- Region: New South Wales, Australia
- Ethnicity: Jukambal, Ngarabal
- Extinct: after 1855
- Language family: Pama–Nyungan Yuin–Kuric? East Queensland Border?Kuri?Yugambal; ; ;
- Dialects: Yugambal; Ngarbal; Marbal;

Language codes
- ISO 639-3: yub
- Glottolog: yuga1244
- AIATSIS: E11 Yugambal, E68 Ngarbal, E91 Marbal
- ELP: Yugambal
- Yugambal is an Extinct language according to the classification system of the UNESCO Atlas of the World's Languages in Danger

= Yugambal language =

Extinct Australian Aboriginal language

Yugambal (Yugumbal, Jukambal), or Yugumbil (Jukambil), is an Australian Aboriginal language of northern New South Wales. The name is derived from the word juka, meaning 'no'.

== Classification ==
Yugambal may have been a Kuric language. However, it has been confused with the Bundjalung dialect of Yugambeh in the literature, muddling accounts of its classification. Yugumbil is, however, considered a dialect of Bandjalang. It has also been grouped with Yagara, Janday, Guyambal and Bigambal.

== History ==
As late as 1855, people speaking the Jukambal language were encountered living on the Macintyre River.

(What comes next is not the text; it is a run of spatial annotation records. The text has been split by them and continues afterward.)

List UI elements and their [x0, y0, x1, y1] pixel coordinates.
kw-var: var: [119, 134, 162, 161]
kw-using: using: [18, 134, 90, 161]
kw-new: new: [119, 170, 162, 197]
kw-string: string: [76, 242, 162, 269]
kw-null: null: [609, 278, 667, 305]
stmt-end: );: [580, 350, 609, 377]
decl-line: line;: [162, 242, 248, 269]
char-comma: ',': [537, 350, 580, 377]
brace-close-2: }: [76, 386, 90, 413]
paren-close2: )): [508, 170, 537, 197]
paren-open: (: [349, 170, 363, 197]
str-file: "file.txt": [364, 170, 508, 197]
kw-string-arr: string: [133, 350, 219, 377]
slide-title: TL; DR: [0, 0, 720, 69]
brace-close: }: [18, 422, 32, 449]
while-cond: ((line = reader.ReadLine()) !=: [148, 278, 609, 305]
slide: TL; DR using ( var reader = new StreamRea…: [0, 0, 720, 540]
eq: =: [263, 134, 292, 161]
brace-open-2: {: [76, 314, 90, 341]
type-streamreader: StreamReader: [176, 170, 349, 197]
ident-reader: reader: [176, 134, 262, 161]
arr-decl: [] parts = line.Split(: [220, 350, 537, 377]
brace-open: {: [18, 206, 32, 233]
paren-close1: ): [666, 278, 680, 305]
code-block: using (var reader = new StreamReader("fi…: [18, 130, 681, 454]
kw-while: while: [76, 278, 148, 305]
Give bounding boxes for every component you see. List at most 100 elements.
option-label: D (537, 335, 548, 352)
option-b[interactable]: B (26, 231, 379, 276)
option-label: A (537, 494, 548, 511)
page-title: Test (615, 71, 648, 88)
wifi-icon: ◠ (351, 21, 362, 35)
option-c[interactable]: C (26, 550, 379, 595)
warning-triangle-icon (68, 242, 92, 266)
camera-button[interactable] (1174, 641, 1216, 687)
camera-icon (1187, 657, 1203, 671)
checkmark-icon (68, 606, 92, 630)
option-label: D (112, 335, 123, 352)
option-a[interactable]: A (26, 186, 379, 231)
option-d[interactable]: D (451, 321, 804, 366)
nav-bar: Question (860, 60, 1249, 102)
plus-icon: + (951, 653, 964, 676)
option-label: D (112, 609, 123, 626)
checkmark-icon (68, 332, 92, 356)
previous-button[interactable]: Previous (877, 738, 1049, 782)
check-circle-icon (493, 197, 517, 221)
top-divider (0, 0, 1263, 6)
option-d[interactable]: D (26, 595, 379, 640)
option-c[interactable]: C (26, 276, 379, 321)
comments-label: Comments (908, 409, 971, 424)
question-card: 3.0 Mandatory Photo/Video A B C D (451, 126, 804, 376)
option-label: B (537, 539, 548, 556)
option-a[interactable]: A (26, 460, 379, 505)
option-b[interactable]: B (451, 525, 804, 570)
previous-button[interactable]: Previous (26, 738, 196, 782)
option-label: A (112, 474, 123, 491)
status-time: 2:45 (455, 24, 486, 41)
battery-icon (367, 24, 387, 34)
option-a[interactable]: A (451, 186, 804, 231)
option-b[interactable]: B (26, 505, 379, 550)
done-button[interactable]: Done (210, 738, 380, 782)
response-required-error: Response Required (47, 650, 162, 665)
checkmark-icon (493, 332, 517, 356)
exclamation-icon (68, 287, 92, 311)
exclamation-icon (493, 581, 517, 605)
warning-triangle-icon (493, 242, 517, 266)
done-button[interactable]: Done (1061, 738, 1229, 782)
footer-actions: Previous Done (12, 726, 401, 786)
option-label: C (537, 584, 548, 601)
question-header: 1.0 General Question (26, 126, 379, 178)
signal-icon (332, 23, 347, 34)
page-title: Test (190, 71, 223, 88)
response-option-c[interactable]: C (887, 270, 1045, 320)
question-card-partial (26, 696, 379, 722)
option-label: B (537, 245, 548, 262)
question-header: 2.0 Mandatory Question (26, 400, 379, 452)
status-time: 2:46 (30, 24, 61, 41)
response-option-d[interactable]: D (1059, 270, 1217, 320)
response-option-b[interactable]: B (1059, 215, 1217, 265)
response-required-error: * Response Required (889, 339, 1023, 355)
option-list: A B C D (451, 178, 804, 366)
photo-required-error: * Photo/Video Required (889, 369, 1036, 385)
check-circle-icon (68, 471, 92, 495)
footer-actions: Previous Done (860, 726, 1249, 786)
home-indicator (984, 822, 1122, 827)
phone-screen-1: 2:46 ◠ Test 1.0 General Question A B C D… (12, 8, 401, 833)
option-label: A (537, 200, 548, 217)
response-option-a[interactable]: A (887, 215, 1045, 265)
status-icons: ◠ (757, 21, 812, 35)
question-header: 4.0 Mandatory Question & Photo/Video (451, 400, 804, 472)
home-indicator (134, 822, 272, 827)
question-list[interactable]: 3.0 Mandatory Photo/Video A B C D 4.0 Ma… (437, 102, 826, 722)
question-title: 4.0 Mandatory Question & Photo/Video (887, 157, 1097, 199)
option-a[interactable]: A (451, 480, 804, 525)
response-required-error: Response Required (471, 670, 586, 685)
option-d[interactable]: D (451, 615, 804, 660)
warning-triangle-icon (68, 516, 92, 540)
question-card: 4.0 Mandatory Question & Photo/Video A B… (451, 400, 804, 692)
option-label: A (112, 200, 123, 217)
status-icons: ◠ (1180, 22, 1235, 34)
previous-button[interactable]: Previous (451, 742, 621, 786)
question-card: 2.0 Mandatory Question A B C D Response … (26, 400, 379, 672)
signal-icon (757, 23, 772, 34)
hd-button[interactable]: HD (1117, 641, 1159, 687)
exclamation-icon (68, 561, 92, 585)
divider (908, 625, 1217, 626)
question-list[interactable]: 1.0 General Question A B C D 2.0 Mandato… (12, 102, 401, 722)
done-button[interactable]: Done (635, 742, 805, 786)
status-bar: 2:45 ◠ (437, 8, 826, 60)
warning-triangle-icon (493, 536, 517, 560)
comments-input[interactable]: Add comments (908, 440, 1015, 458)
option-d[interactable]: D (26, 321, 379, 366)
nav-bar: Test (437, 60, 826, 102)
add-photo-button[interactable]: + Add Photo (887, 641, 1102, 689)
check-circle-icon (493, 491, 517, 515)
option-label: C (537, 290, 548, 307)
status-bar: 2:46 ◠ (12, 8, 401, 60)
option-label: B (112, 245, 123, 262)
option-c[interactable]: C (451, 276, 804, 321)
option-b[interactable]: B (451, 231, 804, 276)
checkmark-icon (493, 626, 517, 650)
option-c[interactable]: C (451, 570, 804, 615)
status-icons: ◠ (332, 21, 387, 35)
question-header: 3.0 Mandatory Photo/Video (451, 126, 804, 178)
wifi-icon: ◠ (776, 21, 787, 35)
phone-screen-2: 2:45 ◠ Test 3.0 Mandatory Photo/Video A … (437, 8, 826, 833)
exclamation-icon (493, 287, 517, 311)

== Geographical distribution ==
Macpherson (1905) describes the Yugambal language as prevailing from Boggy Camp and Inverell, almost to Bingara on the west, Bundarra on the south, and Tingha on the south-east. He further notes that the Ngarrabul, Marbul, and Yugambal people understood each other, as did Ngarrabul, Kwiambal and Yugambal, so they are assumed to have spoken dialects of a single language. Dixon also gives Ngarrabul or Ngarrbal as a dialect of the Yugambal language.

== Status ==
The status of the language is uncertain. Some known language speakers, including Sira Draper, Hughie Green and Archie Green, were alive in the mid-to-late 20th century. However, it is unknown whether there are any other speakers.

== Documentation ==
There is little description of the language. RH Matthews published a basic grammar of the Yugambal language in 1902, while word lists for Tenterfield, Glen Innes and Ashford provide limited data of the Ngarrabul, Kwiambal and Marbul dialects. John Macpherson (1904) and Thomas Wyndham lived amongst Yugambal and Ngarrabul people for some time, and published records of Yugambal and Ngarrabul vocabulary, as well as cultural and religious practices and traditions. There are also many unpublished notebooks of John Macpherson and other researchers of the late 19th and early 20th centuries that contain records of the Yugambal language.